Quatrième principe : la dimension territoriale des politiques d'emploi, qui est un facteur clé pour leur succès.

On le sait, c'est sur le terrain, au plus près des demandeurs d'emploi et des entreprises créatrices d'emploi, que nous trouverons les solutions. Les politiques de l'emploi seront adaptées aux situations locales grâce aux budgets d'intervention déconcentrés et aux coopérations que le nouvel opérateur entretiendra avec tous les réseaux secondaires spécialisés, qu'il s'agisse de l'APEC, l'Association pour l'emploi des cadres, des missions locales, ou encore de Cap Emploi.

Pour ce qui concerne plus particulièrement les maisons de l'emploi, dont le rôle de coordination est essentiel dans les bassins d'emploi où elles sont implantées, j'ai confié une mission au député Jean-Paul Anciaux pour formuler des recommandations sur le futur cahier des charges des maisons de l'emploi, qui permette une bonne articulation avec le réseau territorial du nouvel opérateur. Il s'agit donc non pas d'absorber les maisons de l'emploi, mais de mettre en place une bonne coordination avec cette nouvelle institution pour que chacun respecte ses devoirs et ses engagements.

Cinquième principe : le pragmatisme dans la mise en oeuvre.

Le projet de loi prévoit notamment la mise en place immédiate d'une instance provisoire, qui permettra de préparer la naissance officielle de la nouvelle institution d'ici à la fin de l'année 2008. C'est elle qui sera notamment chargée de conduire une réflexion sur l'organisation territoriale du réseau. Je souhaite que cela se fasse dans la concertation.

Naturellement, comme je m'y étais engagée devant le Comité supérieur de l'emploi et en m'adressant directement, au travers de leurs directeurs, aux agents concernés, j'ai tenu à inscrire dans le texte des garanties fortes pour les agents des deux institutions. Il s'agit d'un projet ambitieux en raison des objectifs que nous nous sommes fixés et des difficultés qui se présenteront du fait du mécanisme même de la fusion.

C'est ainsi que le statut actuel des personnels des ASSEDIC, qui résulte d'une convention collective, sera conservé jusqu'à ce qu'ait pu être négociée une nouvelle convention collective au sein de la nouvelle institution. Je le réaffirme, il n'y aura pas, contrairement à ce que prévoit le code du travail en pareil cas, de dénonciation de la convention actuelle. La convention collective continuera de s'appliquer jusqu'à ce qu'un autre texte, qui fera l'objet d'une négociation, s'y substitue.
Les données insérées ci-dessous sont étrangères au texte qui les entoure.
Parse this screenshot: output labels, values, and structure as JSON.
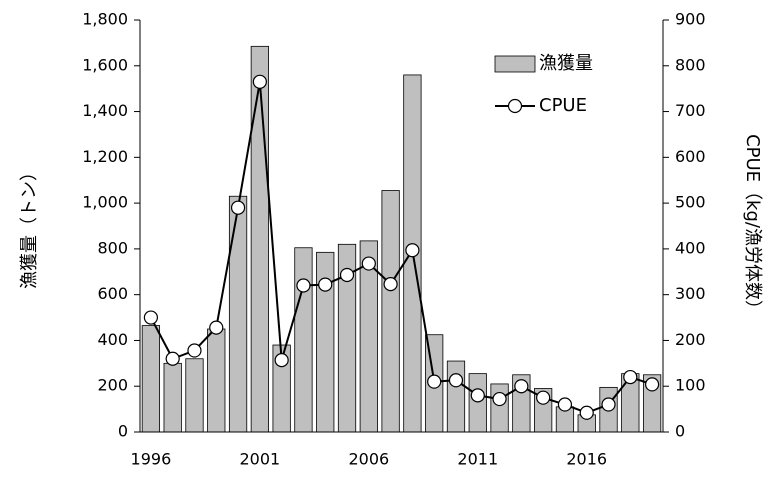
{
  "chart_data": {
    "type": "bar",
    "categories": [
      1996,
      null,
      null,
      null,
      null,
      2001,
      null,
      null,
      null,
      null,
      2006,
      null,
      null,
      null,
      null,
      2011,
      null,
      null,
      null,
      null,
      2016,
      null,
      null,
      null
    ],
    "series": [
      {
        "name": "漁獲量",
        "type": "bar",
        "color": "#bfbfbf",
        "values": [
          465,
          300,
          320,
          450,
          1030,
          1685,
          380,
          805,
          785,
          820,
          835,
          1055,
          1560,
          425,
          310,
          255,
          210,
          250,
          190,
          110,
          75,
          195,
          255,
          250
        ]
      },
      {
        "name": "CPUE",
        "type": "line",
        "axis": "y2",
        "color": "#000000",
        "values": [
          250,
          160,
          178,
          228,
          490,
          765,
          157,
          320,
          322,
          343,
          368,
          323,
          397,
          110,
          113,
          80,
          72,
          100,
          75,
          60,
          42,
          60,
          120,
          104
        ]
      }
    ],
    "ylabel": "漁獲量（トン）",
    "y2label": "CPUE（kg/漁労体数）",
    "ylim": [
      0,
      1800
    ],
    "yticks": [
      0,
      200,
      400,
      600,
      800,
      {
        "value": 1000,
        "label": "1,000"
      },
      {
        "value": 1200,
        "label": "1,200"
      },
      {
        "value": 1400,
        "label": "1,400"
      },
      {
        "value": 1600,
        "label": "1,600"
      },
      {
        "value": 1800,
        "label": "1,800"
      }
    ],
    "y2lim": [
      0,
      900
    ],
    "y2ticks": [
      0,
      100,
      200,
      300,
      400,
      500,
      600,
      700,
      800,
      900
    ],
    "legend": "top-right"
  }
}
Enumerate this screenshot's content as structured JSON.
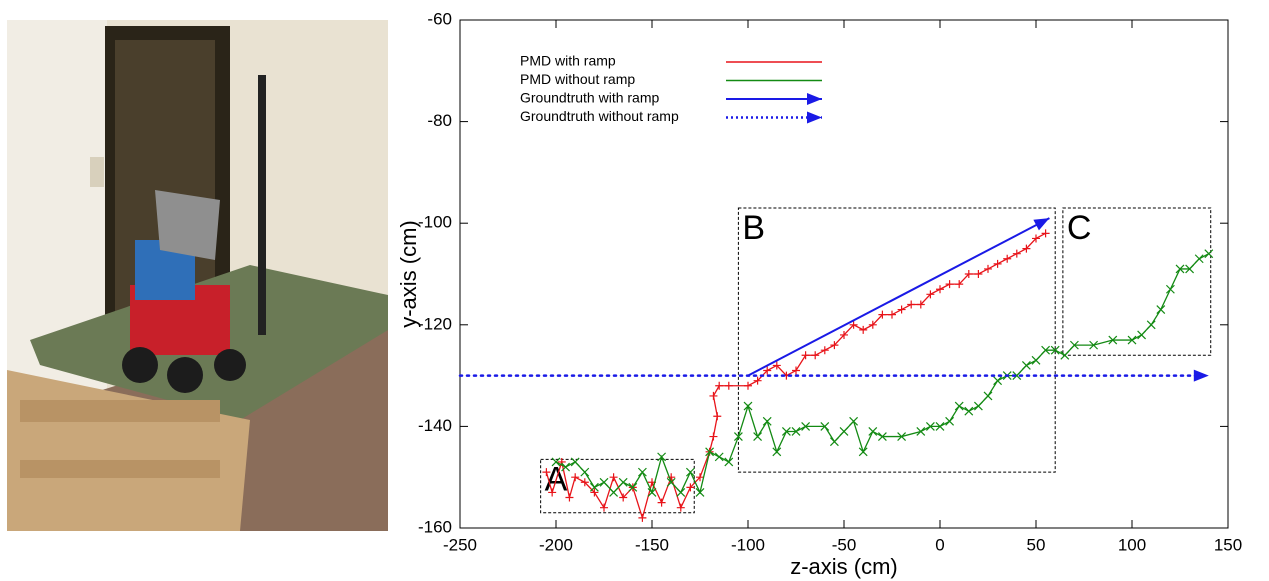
{
  "chart_data": {
    "type": "line",
    "x_label": "z-axis (cm)",
    "y_label": "y-axis (cm)",
    "xlim": [
      -250,
      150
    ],
    "xticks": [
      -250,
      -200,
      -150,
      -100,
      -50,
      0,
      50,
      100,
      150
    ],
    "ylim": [
      -160,
      -60
    ],
    "yticks": [
      -160,
      -140,
      -120,
      -100,
      -80,
      -60
    ],
    "legend": "upper left",
    "series": [
      {
        "name": "PMD with ramp",
        "color": "#e8141a",
        "marker": "+",
        "x": [
          -205,
          -202,
          -197,
          -193,
          -190,
          -185,
          -180,
          -175,
          -170,
          -165,
          -160,
          -155,
          -150,
          -145,
          -140,
          -135,
          -130,
          -125,
          -120,
          -118,
          -116,
          -118,
          -115,
          -110,
          -100,
          -95,
          -90,
          -85,
          -80,
          -75,
          -70,
          -65,
          -60,
          -55,
          -50,
          -45,
          -40,
          -35,
          -30,
          -25,
          -20,
          -15,
          -10,
          -5,
          0,
          5,
          10,
          15,
          20,
          25,
          30,
          35,
          40,
          45,
          50,
          55
        ],
        "values": [
          -149,
          -153,
          -147,
          -154,
          -150,
          -151,
          -153,
          -156,
          -150,
          -154,
          -152,
          -158,
          -151,
          -155,
          -150,
          -156,
          -152,
          -150,
          -145,
          -142,
          -138,
          -134,
          -132,
          -132,
          -132,
          -131,
          -129,
          -128,
          -130,
          -129,
          -126,
          -126,
          -125,
          -124,
          -122,
          -120,
          -121,
          -120,
          -118,
          -118,
          -117,
          -116,
          -116,
          -114,
          -113,
          -112,
          -112,
          -110,
          -110,
          -109,
          -108,
          -107,
          -106,
          -105,
          -103,
          -102
        ]
      },
      {
        "name": "PMD without ramp",
        "color": "#138a13",
        "marker": "x",
        "x": [
          -200,
          -195,
          -190,
          -185,
          -180,
          -175,
          -170,
          -165,
          -160,
          -155,
          -150,
          -145,
          -140,
          -135,
          -130,
          -125,
          -120,
          -115,
          -110,
          -105,
          -100,
          -95,
          -90,
          -85,
          -80,
          -75,
          -70,
          -60,
          -55,
          -50,
          -45,
          -40,
          -35,
          -30,
          -20,
          -10,
          -5,
          0,
          5,
          10,
          15,
          20,
          25,
          30,
          35,
          40,
          45,
          50,
          55,
          60,
          65,
          70,
          80,
          90,
          100,
          105,
          110,
          115,
          120,
          125,
          130,
          135,
          140
        ],
        "values": [
          -147,
          -148,
          -147,
          -149,
          -152,
          -151,
          -153,
          -151,
          -152,
          -149,
          -153,
          -146,
          -151,
          -153,
          -149,
          -153,
          -145,
          -146,
          -147,
          -142,
          -136,
          -142,
          -139,
          -145,
          -141,
          -141,
          -140,
          -140,
          -143,
          -141,
          -139,
          -145,
          -141,
          -142,
          -142,
          -141,
          -140,
          -140,
          -139,
          -136,
          -137,
          -136,
          -134,
          -131,
          -130,
          -130,
          -128,
          -127,
          -125,
          -125,
          -126,
          -124,
          -124,
          -123,
          -123,
          -122,
          -120,
          -117,
          -113,
          -109,
          -109,
          -107,
          -106
        ]
      },
      {
        "name": "Groundtruth with ramp",
        "color": "#1a1ae6",
        "marker": null,
        "arrow": true,
        "x": [
          -100,
          57
        ],
        "values": [
          -130,
          -99
        ]
      },
      {
        "name": "Groundtruth without ramp",
        "color": "#1a1ae6",
        "marker": null,
        "arrow": true,
        "linestyle": "dotted",
        "x": [
          -250,
          140
        ],
        "values": [
          -130,
          -130
        ]
      }
    ],
    "regions": [
      {
        "label": "A",
        "xlim": [
          -208,
          -128
        ],
        "ylim": [
          -157,
          -146.5
        ]
      },
      {
        "label": "B",
        "xlim": [
          -105,
          60
        ],
        "ylim": [
          -149,
          -97
        ]
      },
      {
        "label": "C",
        "xlim": [
          64,
          141
        ],
        "ylim": [
          -126,
          -97
        ]
      }
    ]
  }
}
Les personnels de l'ANPE conserveront également leur statut actuel, qui est un statut de droit public durant cette période de négociation de la nouvelle convention collective.

Une fois la convention collective négociée et signée, ils auront le choix, pendant un an, de rejoindre le statut commun ou de conserver, à titre dérogatoire, le statut public qu'ils ont aujourd'hui. Nous le savons, le passage d'un statut public à un statut privé est un changement important, mais la convention collective comportera des garanties qui tiendront compte de la nature particulière des missions de service public exercées par ces agents, comme le prévoit d'ailleurs une convention de l'Organisation internationale du travail.

Au-delà des dispositions législatives, j'ai par ailleurs indiqué clairement que la fusion des réseaux n'avait pas pour objet de réduire les effectifs ; il s?agissait simplement de mieux les utiliser pour répondre au seul objectif que nous poursuivons, à savoir la lutte contre le chômage.